Uit de beslisnota bij de geannoteerde agenda blijkt dat de agenda van de Defensie Ministeriële (DMM) nog niet vastgesteld was. De leden van de VVD-fractie vragen de Minister of de agenda van de DMM inmiddels is vastgesteld. Indien ja, heeft deze vaststelling geleid tot wijzigingen van de Nederlandse inzet zoals verwoord in de geannoteerde agenda?
De Minister kondigde in haar Kamerbrief van 24 mei jl. (Kamerstuk 22 054, nr. 390) en haar Kamerbrief van 14 juni jl. (Kamerstuk 36 045, nr. 164) aan dat Nederland samen met partners werkt aan een plan voor F-16 trainingen van Oekraïense piloten. De leden van de VVD-fractie vragen wat de meest actuele stand van zaken is aangaande de training van de F-16 piloten. Deze leden vragen een nadere toelichting van de vorderingen die sinds de bijeenkomst van de Ukraine Defense Contact Group (UDCG) op 19 september zijn gemaakt en op welke wijze Nederland tot dusver bij deze training betrokken is.
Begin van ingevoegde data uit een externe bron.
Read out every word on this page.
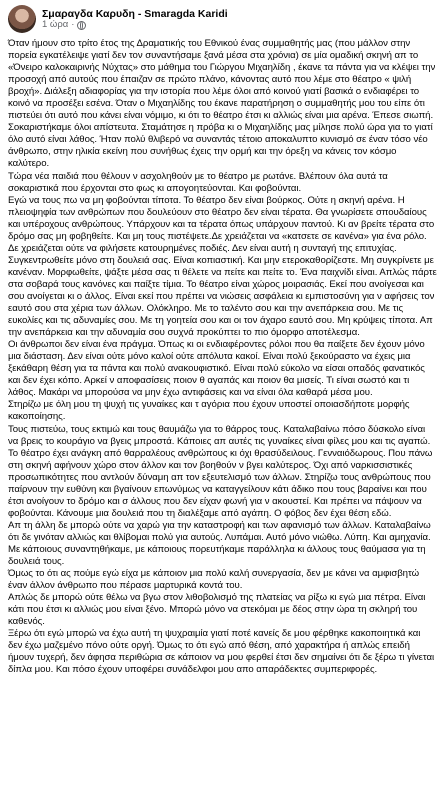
Σμαραγδα Καρυδη - Smaragda Karidi
1 ώρα ·

Όταν ήμουν στο τρίτο έτος της Δραματικής του Εθνικού ένας συμμαθητής μας (που μάλλον στην πορεία εγκατέλειψε γιατί δεν τον συναντήσαμε ξανά μέσα στα χρόνια) σε μία ομαδική σκηνή απ το «Όνειρο καλοκαιρινής Νύχτας» στο μάθημα του Γιώργου Μιχαηλίδη , έκανε τα πάντα για να κλέψει την προσοχή από αυτούς που έπαιζαν σε πρώτο πλάνο, κάνοντας αυτό που λέμε στο θέατρο « ψιλή βροχή». Διάλεξη αδιαφορίας για την ιστορία που λέμε όλοι από κοινού γιατί βασικά ο ενδιαφέρει το κοινό να προσέξει εσένα. Όταν ο Μιχαηλίδης του έκανε παρατήρηση ο συμμαθητής μου του είπε ότι πιστεύει ότι αυτό που κάνει είναι νόμιμο, κι ότι το θέατρο έτσι κι αλλιώς είναι μια αρένα. Έπεσε σιωπή. Σοκαριστήκαμε όλοι απίστευτα. Σταμάτησε η πρόβα κι ο Μιχαηλίδης μας μίλησε πολύ ώρα για το γιατί όλο αυτό είναι λάθος. Ήταν πολύ θλιβερό να συναντάς τέτοιο αποκαλυπτο κυνισμό σε έναν τόσο νέο άνθρωπο, στην ηλικία εκείνη που συνήθως έχεις την ορμή και την όρεξη να κάνεις τον κόσμο καλύτερο.

Τώρα νέα παιδιά που θέλουν ν ασχοληθούν με το θέατρο με ρωτάνε. Βλέπουν όλα αυτά τα σοκαριστικά που έρχονται στο φως κι απογοητεύονται. Και φοβούνται.

Εγώ να τους πω να μη φοβούνται τίποτα. Το θέατρο δεν είναι βούρκος. Ούτε η σκηνή αρένα. Η πλειοψηφία των ανθρώπων που δουλεύουν στο θέατρο δεν είναι τέρατα. Θα γνωρίσετε σπουδαίους και υπέροχους ανθρώπους. Υπάρχουν και τα τέρατα όπως υπάρχουν παντού. Κι αν βρείτε τέρατα στο δρόμο σας μη φοβηθείτε. Και μη τους πιστέψετε.Δε χρειάζεται να «κατσετε σε κανένα» για ένα ρόλο. Δε χρειάζεται ούτε να φιλήσετε κατουρημένες ποδιές. Δεν είναι αυτή η συνταγή της επιτυχίας. Συγκεντρωθείτε μόνο στη δουλειά σας. Είναι κοπιαστική. Και μην ετεροκαθορίζεστε. Μη συγκρίνετε με κανέναν. Μορφωθείτε, ψάξτε μέσα σας τι θέλετε να πείτε και πείτε το. Ένα παιχνίδι είναι. Απλώς πάρτε στα σοβαρά τους κανόνες και παίξτε τίμια. Το θέατρο είναι χώρος μοιρασιάς. Εκεί που ανοίγεσαι και σου ανοίγεται κι ο άλλος. Είναι εκεί που πρέπει να νιώσεις ασφάλεια κι εμπιστοσύνη για ν αφήσεις τον εαυτό σου στα χέρια των άλλων. Ολόκληρο. Με το ταλέντο σου και την ανεπάρκεια σου. Με τις ευκολίες και τις αδυναμίες σου. Με τη γοητεία σου και οι τον άχαρο εαυτό σου. Μη κρύψεις τίποτα. Απ την ανεπάρκεια και την αδυναμία σου συχνά προκύπτει το πιο όμορφο αποτέλεσμα.

Οι άνθρωποι δεν είναι ένα πράγμα. Όπως κι οι ενδιαφέροντες ρόλοι που θα παίξετε δεν έχουν μόνο μια διάσταση. Δεν είναι ούτε μόνο καλοί ούτε απόλυτα κακοί. Είναι πολύ ξεκούραστο να έχεις μια ξεκάθαρη θέση για τα πάντα και πολύ ανακουφιστικό. Είναι πολύ εύκολο να είσαι οπαδός φανατικός και δεν έχει κόπο. Αρκεί ν αποφασίσεις ποιον θ αγαπάς και ποιον θα μισείς. Τι είναι σωστό και τι λάθος. Μακάρι να μπορούσα να μην έχω αντιφάσεις και να είναι όλα καθαρά μέσα μου.

Στηρίζω με όλη μου τη ψυχή τις γυναίκες και τ αγόρια που έχουν υποστεί οποιασδήποτε μορφής κακοποίησης.

Τους πιστεύω, τους εκτιμώ και τους θαυμάζω για το θάρρος τους. Καταλαβαίνω πόσο δύσκολο είναι να βρεις το κουράγιο να βγεις μπροστά. Κάποιες απ αυτές τις γυναίκες είναι φίλες μου και τις αγαπώ. Το θέατρο έχει ανάγκη από θαρραλέους ανθρώπους κι όχι θρασύδειλους. Γενναιόδωρους. Που πάνω στη σκηνή αφήνουν χώρο στον άλλον και τον βοηθούν ν βγει καλύτερος. Όχι από ναρκισσιστικές προσωπικότητες που αντλούν δύναμη απ τον εξευτελισμό των άλλων. Στηρίζω τους ανθρώπους που παίρνουν την ευθύνη και βγαίνουν επωνύμως να καταγγείλουν κάτι άδικο που τους βαραίνει και που έτσι ανοίγουν το δρόμο και σ άλλους που δεν είχαν φωνή για ν ακουστεί. Και πρέπει να πάψουν να φοβούνται. Κάνουμε μια δουλειά που τη διαλέξαμε από αγάπη. Ο φόβος δεν έχει θέση εδώ.

Απ τη άλλη δε μπορώ ούτε να χαρώ για την καταστροφή και των αφανισμό των άλλων. Καταλαβαίνω ότι δε γινόταν αλλιώς και θλίβομαι πολύ για αυτούς. Λυπάμαι. Αυτό μόνο νιώθω. Λύπη. Και αμηχανία.

Με κάποιους συναντηθήκαμε, με κάποιους πορευτήκαμε παράλληλα κι άλλους τους θαύμασα για τη δουλειά τους.

Όμως το ότι ας πούμε εγώ είχα με κάποιον μια πολύ καλή συνεργασία, δεν με κάνει να αμφισβητώ έναν άλλον άνθρωπο που πέρασε μαρτυρικά κοντά του.

Απλώς δε μπορώ ούτε θέλω να βγω στον λιθοβολισμό της πλατείας να ρίξω κι εγώ μια πέτρα. Είναι κάτι που έτσι κι αλλιώς μου είναι ξένο. Μπορώ μόνο να στεκόμαι με δέος στην ώρα τη σκληρή του καθενός.

Ξέρω ότι εγώ μπορώ να έχω αυτή τη ψυχραιμία γιατί ποτέ κανείς δε μου φέρθηκε κακοποιητικά και δεν έχω μαζεμένο πόνο ούτε οργή. Όμως το ότι εγώ από θέση, από χαρακτήρα ή απλώς επειδή ήμουν τυχερή, δεν άφησα περιθώρια σε κάποιον να μου φερθεί έτσι δεν σημαίνει ότι δε ξέρω τι γίνεται δίπλα μου. Και πόσο έχουν υποφέρει συνάδελφοι μου απο απαράδεκτες συμπεριφορές.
De leden van de VVD-fractie zijn voorstander van een voortvarende en ambitieuze implementatie van de nieuwe verdedigingsplannen van de NAVO. Zij maken zich dan ook enige zorgen dat de Minister tijdens de aankomende Ministeriële op de rem gaat staan, door aan te dringen op een «realistische invulling», een «gefaseerde implementatie» en «voldoende tijd». Kan de Minister toelichten of er landen zijn die meer vaart willen maken met de plannen en deze ambitieuzer willen interpreteren dan Nederland dat wil? Kan de Minister ook toezeggen dat de Nederlandse inzet niet is om de verdedigingsplannen in de uitwerking af te zwakken of te vertragen? Wanneer is volgens de Minister sprake van een realistische invulling van de nieuwe regionale plannen? Heeft de Minister een verduidelijking van de termijn waarop deze plannen realistische gezien operationeel zouden moeten zijn?
In de geannoteerde agenda spreekt de Minister over de uit de Vilnius top voortgekomen nieuwe regionale verdedigingsplannen en het zogeheten NATO New Force Model (NFM). De leden van de VVD-fractie hebben geconstateerd dat het NFM een verzevenvoudiging van het aantal snel inzetbare NAVO-manschappen betekent. De leden ontvangen graag een toelichting op de vraag welke financiële en organisatorische gevolgen de regionale plannen en het NFM hebben voor de Nederlandse krijgsmacht.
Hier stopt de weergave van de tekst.